Posey handed Jane the bottle.
She read the label and then took three long swallows. “Never been to Tennessee,” she said and handed the bottle to Posey.
Posey looked at the bottle. Jane had siphoned off a third and didn’t as much as flinch.
“How many foals you bring in?” Jane asked.
“Seven,” Manny said.
“Take all the foals to your place until I return,” Jane said. “And have your two oldest come by every other day and gather up the chicken eggs. No sense letting them go to waste.”
“I will do that,” Manny said.
“Don’t forget to cut your two dollars out when you sell ’em,” Jane said.
“I won’t forget,” Manny said.
“Now take that turkey home to that crazy wife of yours before it gets dark,” Jane said. “Or she might put some witch’s spell on me.”
“She’s Mormon, not a gypsy, Jane,” Manny said.

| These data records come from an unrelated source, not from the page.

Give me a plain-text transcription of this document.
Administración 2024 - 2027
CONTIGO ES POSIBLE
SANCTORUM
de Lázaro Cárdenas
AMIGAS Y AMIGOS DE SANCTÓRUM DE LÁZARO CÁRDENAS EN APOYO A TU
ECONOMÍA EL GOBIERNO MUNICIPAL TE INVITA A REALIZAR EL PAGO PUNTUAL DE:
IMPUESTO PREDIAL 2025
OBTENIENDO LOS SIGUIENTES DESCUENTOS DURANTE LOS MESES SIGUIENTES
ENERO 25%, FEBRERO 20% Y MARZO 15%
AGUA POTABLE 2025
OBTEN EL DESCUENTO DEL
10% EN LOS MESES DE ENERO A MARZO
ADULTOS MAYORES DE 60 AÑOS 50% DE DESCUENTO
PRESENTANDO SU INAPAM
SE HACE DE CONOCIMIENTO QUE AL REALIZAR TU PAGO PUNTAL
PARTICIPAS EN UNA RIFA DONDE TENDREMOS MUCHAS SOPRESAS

“I can’t tell the difference,” Jane said. “Now go.”
Manny stood, took the turkey, and looked at Posey. “Maybe we can cowboy again sometime,” he said.
“Maybe,” Posey said.
After Manny rode away, Jane said, “Chop some wood, Jack. I’m going to have another bath so I’m clean for tomorrow.”
“Hold still or I’ll cut you for sure,” Jane said.
“I don’t see why a man can’t shave his own damn face,” Posey said.